Sunday, November 8, 2009

Merciful Heavens.

Being Facebook friends with 13/14/15 year old cousins and former babysittees has made me really grateful that the Internet became mainstream long after I grew some semblance of a social conscience.

Although, they're not entirely to blame. Clearly all of their friends are exactly the same, complaining via status update about how they have to go to "gay ass schoollllllllllllll" the next day or that they're "STILL single even after THIRTEEN WHOLE YEARS ON EARTH". Not their adorable little faults.

I know I'm old now. I'm old because kids whose diapers I would change for 5$ an hour are now somehow old enough to be socially networking and swearing to seem like badasses in front of their friends. I'm old because I recognize and pity the insecurity that prompts some once precious girl to use adjectives like "gay ass" to describe high school. I don't even know what they think they mean by that. To me it sounds like a positive thing I would high five one of my gay friends about. "Oh man Danielle, I scoped out the hottest piece of gay ass West of Santa Monica Boulevard at the Alley last night!" "No way, you did?! UP TOP!"
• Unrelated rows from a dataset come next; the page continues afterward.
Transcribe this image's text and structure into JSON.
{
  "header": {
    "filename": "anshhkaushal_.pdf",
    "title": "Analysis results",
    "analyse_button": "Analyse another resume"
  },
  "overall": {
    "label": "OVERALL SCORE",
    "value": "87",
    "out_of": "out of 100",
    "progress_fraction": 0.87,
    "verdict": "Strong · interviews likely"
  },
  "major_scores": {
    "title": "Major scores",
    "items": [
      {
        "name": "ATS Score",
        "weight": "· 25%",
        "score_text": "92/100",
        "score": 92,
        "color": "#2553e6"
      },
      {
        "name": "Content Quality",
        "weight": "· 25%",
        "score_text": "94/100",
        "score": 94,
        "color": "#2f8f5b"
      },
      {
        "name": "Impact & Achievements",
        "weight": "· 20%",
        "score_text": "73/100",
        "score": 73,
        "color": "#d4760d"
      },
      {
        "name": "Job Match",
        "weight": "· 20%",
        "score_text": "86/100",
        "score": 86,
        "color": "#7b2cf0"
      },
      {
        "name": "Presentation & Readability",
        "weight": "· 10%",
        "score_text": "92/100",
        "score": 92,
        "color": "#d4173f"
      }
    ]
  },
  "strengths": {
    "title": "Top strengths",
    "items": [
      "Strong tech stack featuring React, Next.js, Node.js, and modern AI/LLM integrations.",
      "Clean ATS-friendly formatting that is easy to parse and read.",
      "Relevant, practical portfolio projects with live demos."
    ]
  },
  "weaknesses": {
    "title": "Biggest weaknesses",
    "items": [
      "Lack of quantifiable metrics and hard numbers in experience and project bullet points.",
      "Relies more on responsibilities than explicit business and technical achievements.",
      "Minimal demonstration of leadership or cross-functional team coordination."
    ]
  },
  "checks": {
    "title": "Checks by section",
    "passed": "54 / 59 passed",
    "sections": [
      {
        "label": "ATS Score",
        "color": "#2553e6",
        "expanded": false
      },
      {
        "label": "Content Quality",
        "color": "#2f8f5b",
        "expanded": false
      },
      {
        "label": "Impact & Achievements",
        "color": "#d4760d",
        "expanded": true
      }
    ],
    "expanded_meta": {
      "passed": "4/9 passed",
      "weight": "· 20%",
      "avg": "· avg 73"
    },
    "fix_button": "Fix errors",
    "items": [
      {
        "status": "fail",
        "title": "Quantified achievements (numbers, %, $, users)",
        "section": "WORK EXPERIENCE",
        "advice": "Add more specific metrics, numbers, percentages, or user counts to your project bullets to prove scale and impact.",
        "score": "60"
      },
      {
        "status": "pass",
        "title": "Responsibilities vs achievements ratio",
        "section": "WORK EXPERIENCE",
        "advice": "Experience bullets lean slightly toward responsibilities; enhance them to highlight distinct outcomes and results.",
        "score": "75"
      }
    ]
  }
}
Give it ten years, little ones. Pucker up. You have no idea. "Gay ass" doesn't even BEGIN to describe. And I doubt any of you have ever even SEEN Dawson's Creek, so imagine what it's like to be me, STILL SINGLE after all these nearly twenty four years of life.* I KNOW, RIGHT?! Let me just settle something for you all right now. I did not spend the summer before my senior year of high school sailing from the Cape to the Florida keys with Joshua Jackson aboard the True Love. I spent it hmm...let's see...oh, I remember. I spent it doing this.



*Given the alternative, which of course for the sake of this argument is an unhappy arranged marriage, it's perfectly great.